With the NFL regular season coming to a close, the real action is about to begin. During the playoffs, everything gets ratcheted up to 11; every play, call, and decision can be the difference between failure and the ultimate prize of the Lombardi Trophy. With such high stakes, it’s only natural for fans to be unhappy.
One issue, however, stands above everything else. No matter who you are or which team you support, one complaint unites NFL fans of all stripes: the playoff format.
The evolution of the NFL playoffs
Over the past century, the NFL has grown from a fledgling league to a massive business enterprise. That growth has, understandably, been accompanied by plenty of changes on the field.
In the early days of football, there wasn’t even a championship game; the owners simply awarded the title to the team with the best record. In 1932, however, there was a tie between the Chicago Bears and Portsmouth Spartans. The two teams played a deciding game—the Bears won—which set a precedent for a league championship each season. Eventually, the winner of that game would take on the American Football League’s champion in what became the Super Bowl.
After the two leagues merged, a new playoff system was needed. Teams split into two conferences with three divisions; the winner of each division, plus one Wild Card team from each conference, would make the playoffs. While there were some quirks, such as home-field advantage being awarded on a rotational basis rather than going to the team with the best record, the system worked. In 1978, though, the NFL schedule expanded; the league would give each conference a second Wild Card; those two teams play each other in a Wild Card game, with the winner advancing to join the division winners.

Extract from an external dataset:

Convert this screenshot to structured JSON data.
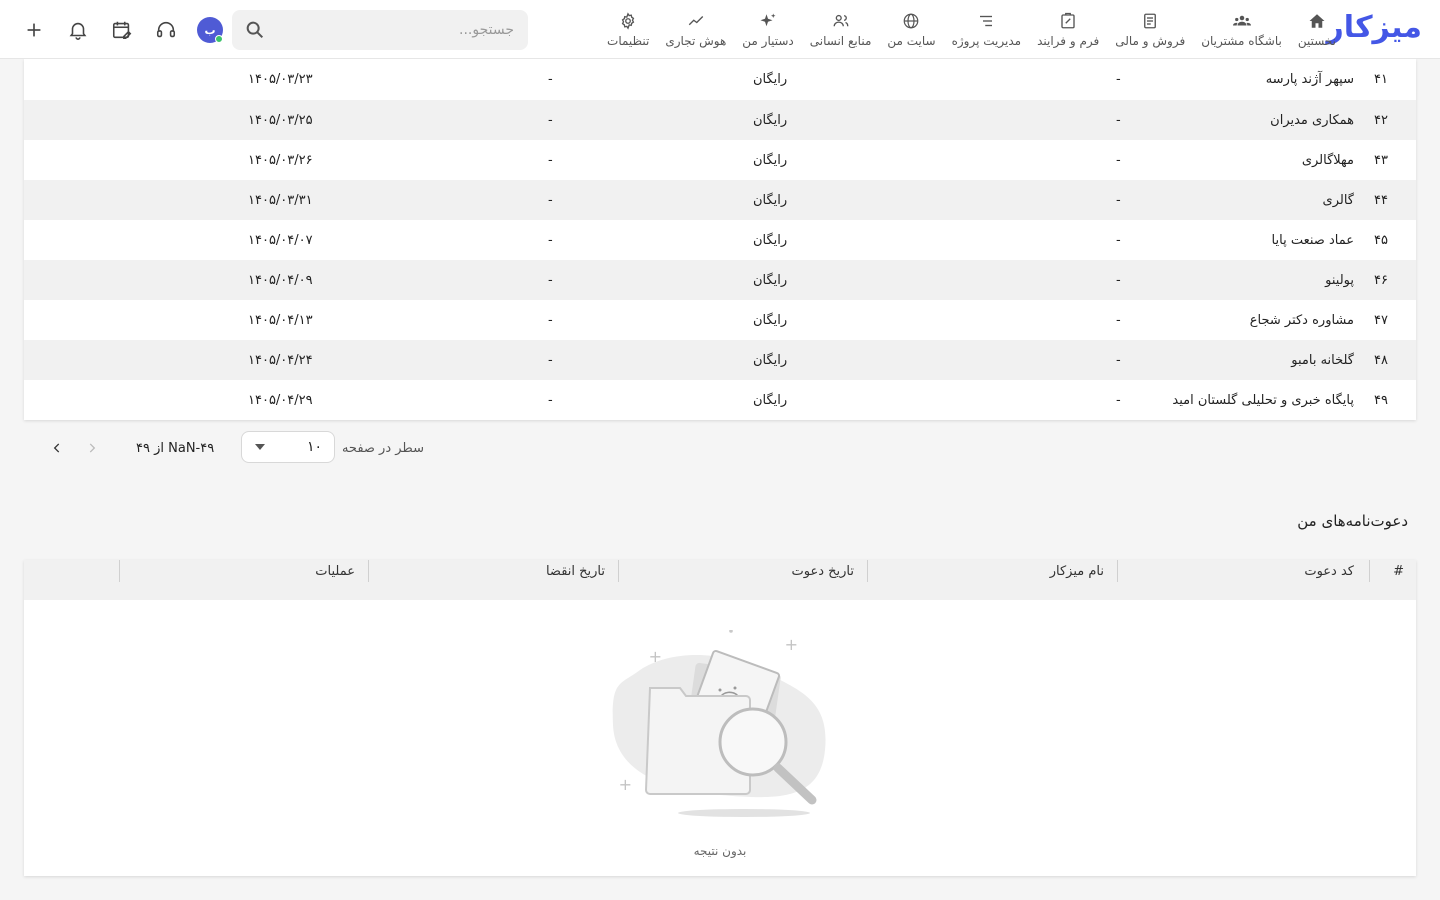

A third Wild Card team would join the mix in 1990, and, in 2002, the NFL reorganized their divisions, giving birth to the system we have today.

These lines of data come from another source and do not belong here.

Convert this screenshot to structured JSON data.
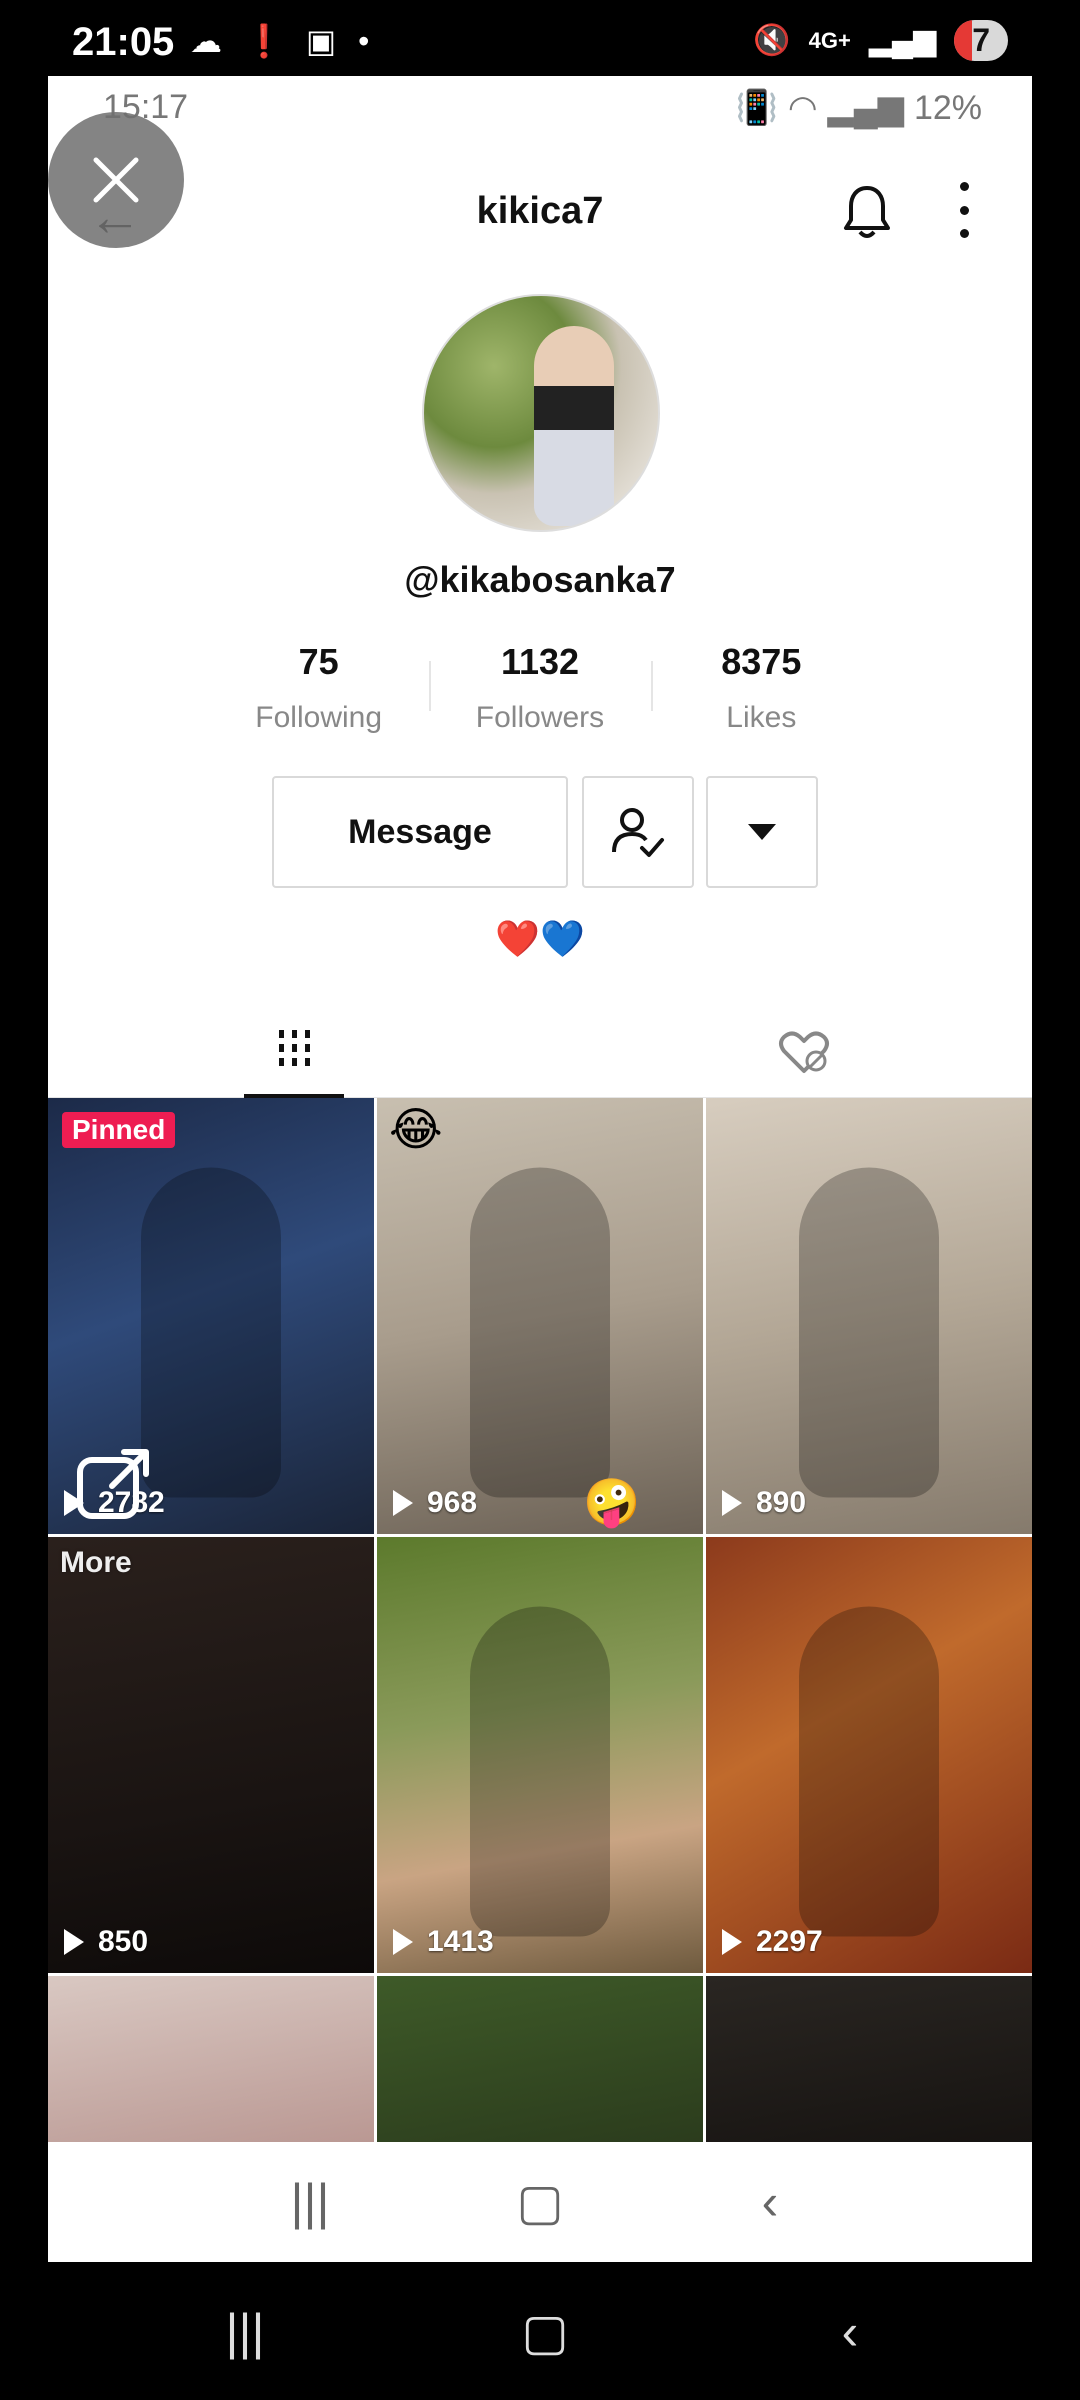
{
  "device_status": {
    "time": "21:05",
    "network": "4G+",
    "battery_level": "7"
  },
  "screenshot_status": {
    "time": "15:17",
    "battery_percent": "12%"
  },
  "profile": {
    "username": "kikica7",
    "handle": "@kikabosanka7",
    "bio_emojis": [
      "❤️",
      "💙"
    ],
    "stats": [
      {
        "value": "75",
        "label": "Following"
      },
      {
        "value": "1132",
        "label": "Followers"
      },
      {
        "value": "8375",
        "label": "Likes"
      }
    ]
  },
  "actions": {
    "message_label": "Message"
  },
  "tabs": [
    {
      "icon": "grid-icon",
      "selected": true
    },
    {
      "icon": "liked-hidden-icon",
      "selected": false
    }
  ],
  "videos": [
    {
      "views": "2782",
      "pinned_label": "Pinned"
    },
    {
      "views": "968",
      "top_emoji": "😂",
      "corner_emoji": "🤪"
    },
    {
      "views": "890"
    },
    {
      "views": "850"
    },
    {
      "views": "1413"
    },
    {
      "views": "2297"
    }
  ],
  "overlay": {
    "more_label": "More"
  }
}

The problem with the current NFL playoff system
Under the current NFL playoff system, the winner of every division, plus two Wild Cards from each conference, qualify for the postseason. While that makes sense on the surface, it leads to some problems.
Not every division is created equal, but they are all treated the same for postseason qualification. No matter how bad one particular division is, the winner will always be rewarded with a top-four seed, with Wild Card teams filling out the five and six spots. That can lead to scenarios when a mediocre team makes the playoffs by winning a weak division at the expense of an opponent with a superior record.
This season, for example, either the Philadelphia Eagles or the Dallas Cowboys will qualify for the playoffs with at least one game of home-field advantage, despite floundering in the league’s worst division. At the same time, teams with superior records, like the Los Angeles Rams and Chicago Bears, are fighting for a Wild Card berth.
Is there a solution to the playoff predicament?
While change never comes easy in the NFL, there is one possible system that could fix most of the potential problems: seeding teams based on overall record, while ignoring any divisional standing. NFLPA president Eric Winston has even floated the idea, himself.
There would certainly be some objections to the change—fans of teams who miss out would surely claim that winning the division warrants some reward—but record-based seeding seems like it would solve most of the NFL playoff problems. While expanding the playoff field would further dilute the competition and grant postseason berths to more undeserving teams, the new system would do the opposite; it would ensure that the six best teams from each conference get a shot at the Lombardi Trophy.
At the end of the day, however, someone will always be unhappy. No matter the system, though, there’s always one solution: just win baby, and everything else will take care of itself.